I’ve spent the day at Future London, a full-day event celebrating Britain’s capital as a world-leading, future-forward city. Here’s what some of the brightest and best from across London’s biggest industries think about what’s next for the capital.
Finance in Future London
First up was Eric van der Kleij, special advisor to the Canary Wharf Group, who gave an outline of the Level39 fintech (financial technology) space that will be opening in January at One Canada Square.
At 29,000 square feet, this accelerator will invite people to run innovative programmes that will ‘take the adversity of now and the challenges we are facing in the financial sector’ and use innovation to help improve things like transparency and the visibility of risk.
There is a sandbox area, rent-a-desk and drop-in membership – with prices revealed next week.
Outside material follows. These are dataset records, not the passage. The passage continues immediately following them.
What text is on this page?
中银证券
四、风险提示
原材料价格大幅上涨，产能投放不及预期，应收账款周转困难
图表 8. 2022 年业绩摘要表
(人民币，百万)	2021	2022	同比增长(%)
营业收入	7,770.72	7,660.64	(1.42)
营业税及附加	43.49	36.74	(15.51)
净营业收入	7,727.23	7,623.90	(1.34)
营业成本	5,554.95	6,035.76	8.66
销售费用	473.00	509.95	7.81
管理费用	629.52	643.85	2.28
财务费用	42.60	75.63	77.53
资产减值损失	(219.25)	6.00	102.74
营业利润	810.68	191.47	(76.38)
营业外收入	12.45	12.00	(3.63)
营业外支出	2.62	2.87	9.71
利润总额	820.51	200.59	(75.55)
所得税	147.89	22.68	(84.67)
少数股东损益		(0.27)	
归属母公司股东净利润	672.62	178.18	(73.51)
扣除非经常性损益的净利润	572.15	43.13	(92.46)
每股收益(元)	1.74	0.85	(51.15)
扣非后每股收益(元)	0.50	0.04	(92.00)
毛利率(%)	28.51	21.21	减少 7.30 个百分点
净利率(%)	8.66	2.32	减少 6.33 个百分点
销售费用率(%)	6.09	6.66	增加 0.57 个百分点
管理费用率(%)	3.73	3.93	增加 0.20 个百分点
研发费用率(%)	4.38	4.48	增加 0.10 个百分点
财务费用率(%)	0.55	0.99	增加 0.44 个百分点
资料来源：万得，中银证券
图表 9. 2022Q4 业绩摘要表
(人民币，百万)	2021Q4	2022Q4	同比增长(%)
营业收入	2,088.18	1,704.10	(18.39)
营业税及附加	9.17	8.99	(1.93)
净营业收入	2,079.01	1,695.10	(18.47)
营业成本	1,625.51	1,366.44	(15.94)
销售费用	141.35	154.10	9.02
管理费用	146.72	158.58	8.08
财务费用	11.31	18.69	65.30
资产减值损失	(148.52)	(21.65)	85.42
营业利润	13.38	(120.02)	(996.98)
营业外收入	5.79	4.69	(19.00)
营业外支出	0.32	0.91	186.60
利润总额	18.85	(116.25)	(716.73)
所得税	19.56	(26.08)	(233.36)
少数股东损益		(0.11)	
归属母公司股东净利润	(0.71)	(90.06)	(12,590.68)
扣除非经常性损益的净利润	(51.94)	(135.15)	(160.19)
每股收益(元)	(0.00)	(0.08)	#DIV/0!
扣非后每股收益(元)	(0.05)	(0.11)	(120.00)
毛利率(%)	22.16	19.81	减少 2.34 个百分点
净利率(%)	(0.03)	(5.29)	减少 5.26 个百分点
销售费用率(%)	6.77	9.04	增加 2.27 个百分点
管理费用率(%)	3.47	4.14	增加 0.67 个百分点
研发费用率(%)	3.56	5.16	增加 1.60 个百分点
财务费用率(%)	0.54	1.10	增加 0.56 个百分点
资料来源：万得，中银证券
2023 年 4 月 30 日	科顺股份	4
Phase 2 will focus on retail tech for some of Canary Wharf’s biggest brands.
Rahul Powar, head of mobile app development at Thomson Reuters, said that the future work of enterprises will be dominated by behaviour already seen from consumers.
In particular, he explained how powerful push notifications are in changing consumer behaviour. “How many of you launch Facebook as a result of getting a notification? We do this really badly in the enterprise sector. We don’t allow real-time, contextual information to go to mobile devices – but people could digest stuff and react to it quickly. It will change how people interact with information.”
Security in Future London
Facewatch was started as an initiative by a wine bar owner, Simon Gordon, who is now the company’s executive chairman, to stop his customers’ property being stolen. Facewatch enables people to quickly report crime to the police without having to speak to an officer and is both free to the public and free to businesses.
They have now created a Personal Crime Reporting app, which should be released in January, and have also created an app for the British Transport Police. “If we can prove it works in this country it will go global very quickly,” he said.
Society in Future London
Nigel Jacob spoke as co-founder of the Boston Mayor’s Office of New Urban Mechanics, a ‘civic innovation collaborator’ where government, businesses, not-for-profits and citizens can use technology to solve community problems.
This hub enabled the mother of a 20-year-old autistic person to create an app, Technology for Autism Now, which has been tested in beta with the US Schools Department and is launching next year. Citizens Connect – a public service app for Boston’s citizens – now sees 20 per cent of all service requests coming through it. It was then re-purposed into City Worker for the personnel completing public works.
Street Bump, which Jacob said takes ‘pot holes to the next level’ runs on your phone in the background collecting data. It gathers and sends information about bumps in the road to a server, where it is analysed.
A crowd-sourced challenge helped the team create an algorithm that understands the difference between a pothole and a manhole cover. “We are only beginning to get used to the idea of being a data donor – data captured in a public context to resolve of public good challenge.”
New Industrial London
C&A Brazil has digital hangers that tells you how many ‘likes’ on Facebook items of their clothing have had – “social commerce in the real world” said Matt Webb, CEO of BERG, makers of the first magazine for iPad.
His company has now created the BERG cloud, an OS for any connected device, like their own remotely controlled Little Printer. He also noted the Pebble E-Paper Watch that has a built-in app platform. The company raised funding on Kickstarter, going ‘on-sale’ six months before they manufactured it – making $10m and pre-selling 70,000 units.
Speaking about The Internet of Things – Connecting London, Usman Haque, director of the urban projects division of Cosm, said that M2M was now an old industry, what he now works on is how to ‘ get people to connect with each other through their devices’.
He mentioned the impressive way that different data sources were used to spread information about radiation after the Japanese nuclear disaster, including the Winds of Fukishima android app. He also saw people setting up SMS alerts so they could get information from their neighbours’ Geiger counter.